25% pay increase for one week on the picket line

July 4, 2001
Issue 

BY TIM GOODEN

GEELONG — After two months of fruitless attempts to negotiate a pay increase, workers at Geelong Windows decided that only industrial action would make their boss see reason — and got what they were demanding after a week of picketing the plant.

Geelong Windows agreed to the workers' demands on June 29. The workers will now receive a pay increase from $12 to $14 per hour plus 13.5% over the next three years, income and trauma protection, full redundancy entitlements, a paid picnic day, clothing and footwear issued for the first time and they will be paid for lost time during the dispute.

This amounts to a staggering 25% increase in pay and conditions.

A jubilant Rick Mayher, the furniture division organiser for the workers' union, the Construction, Forestry, Mining and Energy Union, told Green Left Weekly, "this is just another dispute that shows workers united in a union and standing up to the bosses will always win".

The conditions in the workplace which prompted the action were appalling.
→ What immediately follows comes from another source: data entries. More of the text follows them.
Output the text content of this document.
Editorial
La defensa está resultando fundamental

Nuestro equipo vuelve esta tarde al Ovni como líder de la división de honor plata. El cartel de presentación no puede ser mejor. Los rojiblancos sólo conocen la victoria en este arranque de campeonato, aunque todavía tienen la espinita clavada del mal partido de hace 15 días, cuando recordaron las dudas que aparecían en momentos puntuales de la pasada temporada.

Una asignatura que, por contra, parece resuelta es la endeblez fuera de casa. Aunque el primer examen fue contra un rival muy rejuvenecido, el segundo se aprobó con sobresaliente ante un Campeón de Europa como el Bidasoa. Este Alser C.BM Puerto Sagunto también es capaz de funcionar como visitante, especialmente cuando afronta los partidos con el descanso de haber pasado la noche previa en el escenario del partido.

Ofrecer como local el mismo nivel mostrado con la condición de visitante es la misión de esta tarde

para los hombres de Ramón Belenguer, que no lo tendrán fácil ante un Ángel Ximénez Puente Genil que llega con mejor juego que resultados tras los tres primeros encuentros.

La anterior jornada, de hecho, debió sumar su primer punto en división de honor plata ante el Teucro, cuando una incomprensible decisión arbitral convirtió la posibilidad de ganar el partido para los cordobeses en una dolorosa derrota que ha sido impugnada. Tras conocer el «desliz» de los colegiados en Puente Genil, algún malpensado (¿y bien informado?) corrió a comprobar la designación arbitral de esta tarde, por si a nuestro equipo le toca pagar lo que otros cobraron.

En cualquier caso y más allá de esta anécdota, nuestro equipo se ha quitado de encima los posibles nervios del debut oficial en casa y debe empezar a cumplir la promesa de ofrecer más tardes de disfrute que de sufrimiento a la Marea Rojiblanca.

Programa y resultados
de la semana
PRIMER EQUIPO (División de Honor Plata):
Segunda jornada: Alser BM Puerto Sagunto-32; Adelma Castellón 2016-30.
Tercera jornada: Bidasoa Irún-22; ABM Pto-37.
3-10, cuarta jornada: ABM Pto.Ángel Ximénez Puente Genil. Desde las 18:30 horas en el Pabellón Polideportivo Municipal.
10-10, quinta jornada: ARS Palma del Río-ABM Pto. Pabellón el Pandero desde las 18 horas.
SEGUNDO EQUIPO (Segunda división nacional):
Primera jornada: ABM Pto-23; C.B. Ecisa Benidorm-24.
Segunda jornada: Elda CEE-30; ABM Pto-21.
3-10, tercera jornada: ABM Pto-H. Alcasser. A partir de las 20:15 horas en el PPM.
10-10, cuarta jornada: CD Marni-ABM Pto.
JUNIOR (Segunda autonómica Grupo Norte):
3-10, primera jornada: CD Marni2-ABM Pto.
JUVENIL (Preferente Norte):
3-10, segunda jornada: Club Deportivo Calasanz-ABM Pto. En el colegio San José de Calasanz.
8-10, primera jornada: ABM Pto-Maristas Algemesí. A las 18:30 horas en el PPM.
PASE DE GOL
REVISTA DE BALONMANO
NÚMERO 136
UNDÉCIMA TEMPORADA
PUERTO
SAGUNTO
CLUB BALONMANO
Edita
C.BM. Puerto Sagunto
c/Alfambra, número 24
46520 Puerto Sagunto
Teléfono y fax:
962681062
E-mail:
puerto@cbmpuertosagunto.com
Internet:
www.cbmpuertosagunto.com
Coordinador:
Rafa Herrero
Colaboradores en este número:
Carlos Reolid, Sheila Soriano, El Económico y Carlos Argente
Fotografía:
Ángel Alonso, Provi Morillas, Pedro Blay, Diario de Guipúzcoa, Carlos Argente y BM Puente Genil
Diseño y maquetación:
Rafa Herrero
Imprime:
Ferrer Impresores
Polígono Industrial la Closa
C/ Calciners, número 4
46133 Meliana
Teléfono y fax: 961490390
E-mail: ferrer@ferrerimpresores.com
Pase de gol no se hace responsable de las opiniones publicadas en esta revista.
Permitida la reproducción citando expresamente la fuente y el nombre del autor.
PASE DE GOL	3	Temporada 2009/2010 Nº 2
Geelong Windows regularly breached the award and the Workplace Relations Act by denying workers their entitled breaks during overtime, making cash payments to avoid paying annual leave and other entitlements and refusing to ensure the workplace was safe.

The picket received support from local unionists from the construction and furniture divisions of the CFMEU, the Electrical Trades Union and the Australian Manufacturing Workers Union.